MOFA proposes tools for the integration of data coming from different omics disciplines (multi-omics). Using factor analysis it allows to calculate hidden factors that capture the biological sample variation across multi-omics datasets, thus allowing marker discovery. MOFA also provide various tools for the visualization of results. IntLIM also supports integration of other omics datasets with metabolomics data by leveraging linear modeling to identify gene-metabolite pairs whose relationship differs from one phenotype to another (e.g. positive correlation in one phenotype, negative or no correlation in another). IntLIM includes a user-friendly web interface to perform data quality control of input data, identification of phenotype-dependent gene-metabolite pairs, and interactive visualization of results. This tool is particularly useful for integrating transcriptomic and metabolomic or other omics data by generating novel hypothesis in a data-driven manner.

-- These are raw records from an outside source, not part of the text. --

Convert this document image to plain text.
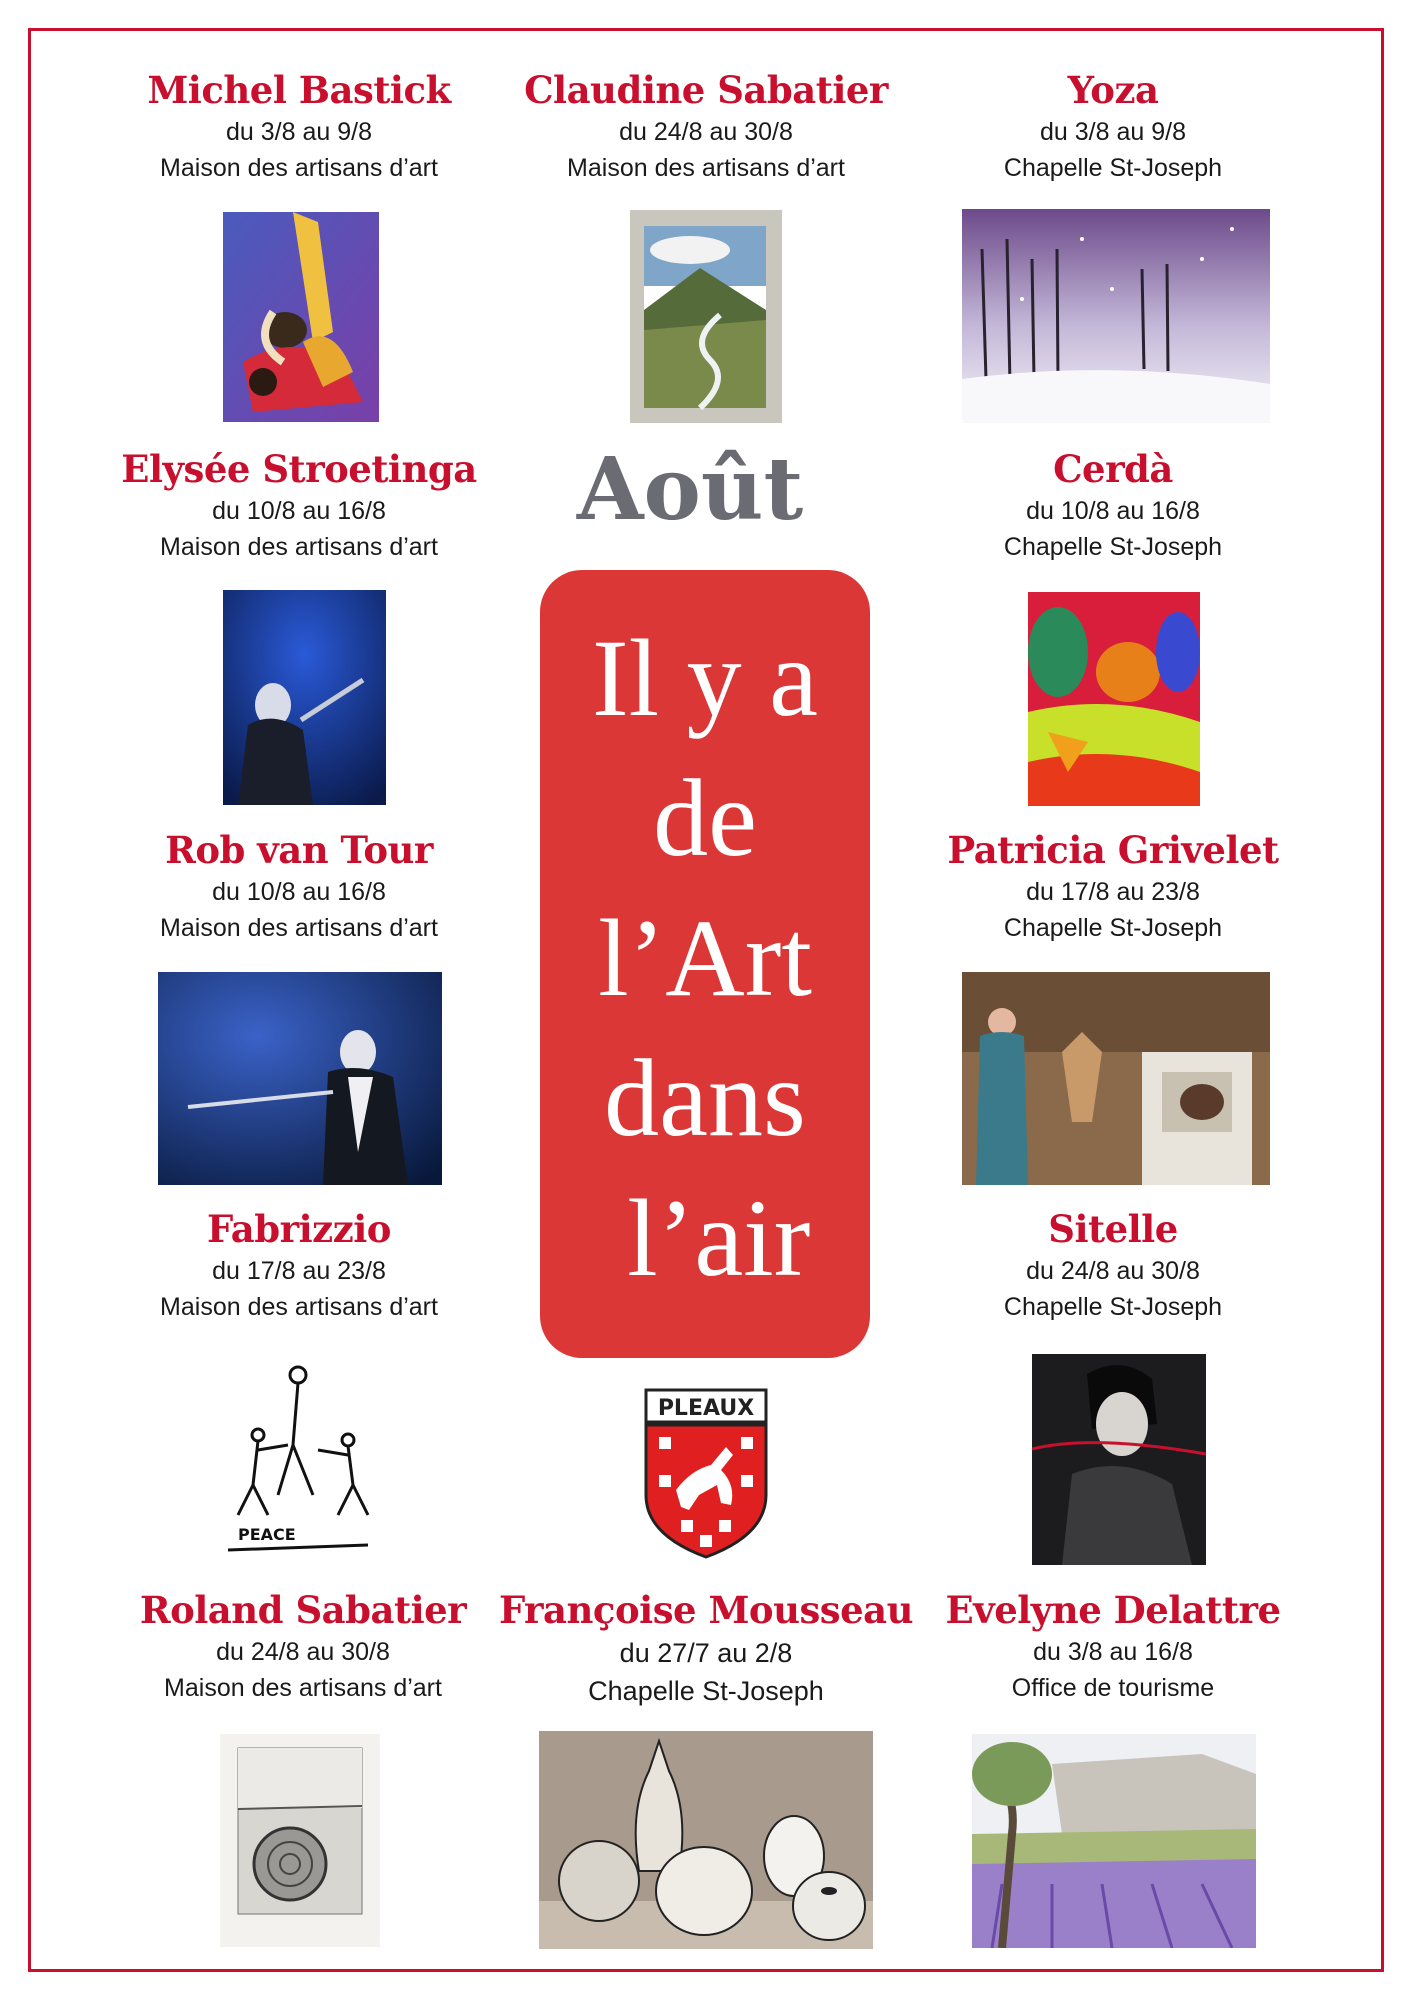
Michel Bastick
du 3/8 au 9/8
Maison des artisans d’art
Claudine Sabatier
du 24/8 au 30/8
Maison des artisans d’art
Yoza
du 3/8 au 9/8
Chapelle St-Joseph
Elysée Stroetinga
du 10/8 au 16/8
Maison des artisans d’art
Août	Cerdà
du 10/8 au 16/8
Chapelle St-Joseph
Il y a
de
l’Art
dans
l’air
Rob van Tour
du 10/8 au 16/8
Maison des artisans d’art
Patricia Grivelet
du 17/8 au 23/8
Chapelle St-Joseph
Fabrizzio
du 17/8 au 23/8
Maison des artisans d’art
PEACE
PLEAUX
Sitelle
du 24/8 au 30/8
Chapelle St-Joseph
Roland Sabatier
du 24/8 au 30/8
Maison des artisans d’art
Françoise Mousseau
du 27/7 au 2/8
Chapelle St-Joseph
Evelyne Delattre
du 3/8 au 16/8
Office de tourisme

MetaboDiff is presented as an entry level, user friendly package for differential metabolomics analysis. The information contained in the input data (metabolomics measurements and metadata) are stored in S4 objects which are used for the downstream processing. The pre-processing consists of missing value imputation, outlier removal and data normalization, while the data analysis part offers a variety of statistical methods including tools to explore how metabolites relate to each other in sub-pathways.

MetaboAnalystR is a toolbox built over several R packages and contains more than 500 functions organised in eleven modules. The package was created to overcome the limitations of the homonymous web application, such as the possibility of creating flexible customized workflows (including xcms interoperability) and the capacity of dealing with large data sets. MetaboAnalystR functionalities cover a wide range of tools: exploratory statistical analysis, biomarker analysis, power analysis, biomarker meta-analysis, functional enrichment analysis, pathway and joint pathway analysis. Through an implementation of the mummichog algorithm [98], MetaboAnalystR also allows to infer pathways for from user-generated m/z peak-lists. Using the MetaboAnalyst knowledgebase, MetaboAnalystR provides access to metabolite set libraries, compound libraries and pathway libraries.